On Monday, France’s wealthiest woman, L’Oreal heiress Liliane Bettencourt, lost control of her vast fortune after she failed a court-ordered incompetence test.

As part of the test, she was asked to remember three words: tulip, armchair and duck. When asked to recall the words a few seconds later, she was unable to remember them.

That failure pretty much decided a legal challenge filed by her daughter to gain control of the family fortune.

A client’s cognitive and physical decline into legal incompetence is one of most complex challenges advisors can face, Claire Sullivan, partner and member of the Tax Group at Aird & Berlis LLP, said at this year’s IAFP Symposium.

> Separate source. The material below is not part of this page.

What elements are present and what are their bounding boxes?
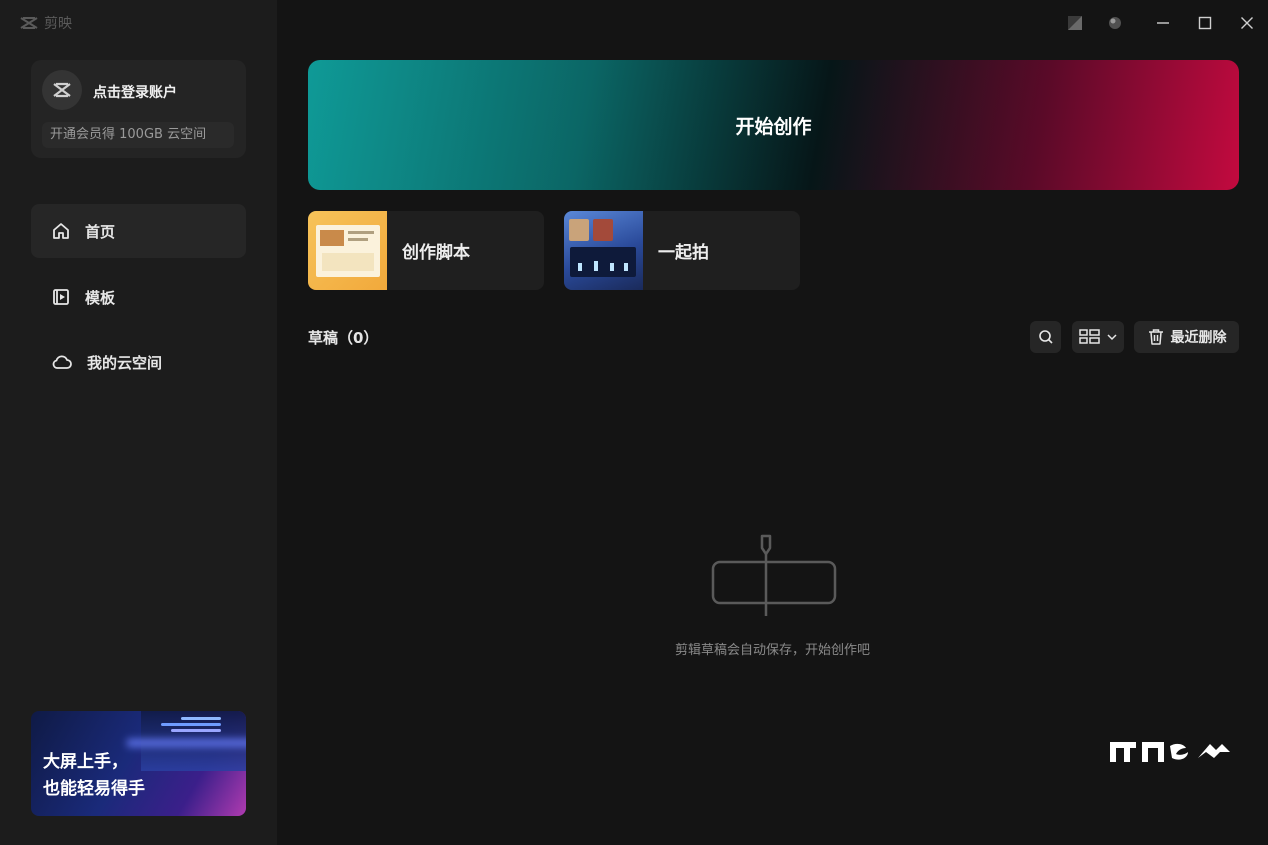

Sullivan explained that an assessment of legal competency becomes necessary under five broad sets of circumstances:

  • The individual’s family believes substitute decision making is required
  • A legally incapable child becomes an adult
  • A catastrophic injury results in a damage award, to be managed by a guardian
  • A lawyer or other personal advisor questions the individual’s capacity
  • Family conflict arises on capacity issues such as validity of power of attorney or the granting of power of attorney

Advisors should be on the lookout for a number of key signals that competency has become an issue for their client:

  • Do the client’s decisions reflect a change in attitude toward someone close to them without adequate explanation?
  • Does the client show susceptibility to influence or weakness? Is somebody else controlling the client?
  • Is there obvious cognitive impairment?
  • Is the client’s family environment one of conflict? Is there reason to believe the client is highly vulnerable?

Sullivan related a story about discerning incapacity in the first elderly client she dealt with as a young lawyer. The mother of one of her firm’s big clients needed a will drawn up, so Sullivan visited her at her home to make the necessary arrangements. The woman explained the decisions she had made about certain aspects of the will, but was simply unable to come to firm decisions about other parts of the will.

“‘That’s okay,’ I said, ‘you think about it and I’ll talk to you again.’ But after about the third or fourth time going back I thought, ‘I can’t get her to give me instructions—what do I do?’ One of the other lawyers in our office told me to contact her children, find out her doctor’s name, and write him a letter” to determine if something is wrong with her.

“He sent me a little letter back saying she’s nuttier than a fruitcake. He actually said that in the letter.”

The first step Sullivan takes when she has questions about capacity isn’t necessarily to have the individual assessed by someone who has gone through the hoops of becoming a formal capacity assessor.

“The first thing I’ll do is make arrangements to see their family doctor for this purpose and then I’ll write him a letter explaining why I need the capacity assessment,” she explained.

“When you’re asking for capacity, you have to ask for specific capacity. So in the letter I say, ‘They’re going to sign a will, they’re going to sign powers of attorney, here’s all the documents, here’s what they told me all their assets are, or what I know to be their assets, and here are all the legal tests for capacity under the Substitute Decisions Act and common law. And then the doctor or capacity assessor has everything they need to make that assessment.”

The Ontario Ministry of the Attorney General’s website provides an overview of the capacity assessment regime and addresses a wide range of common questions and issues.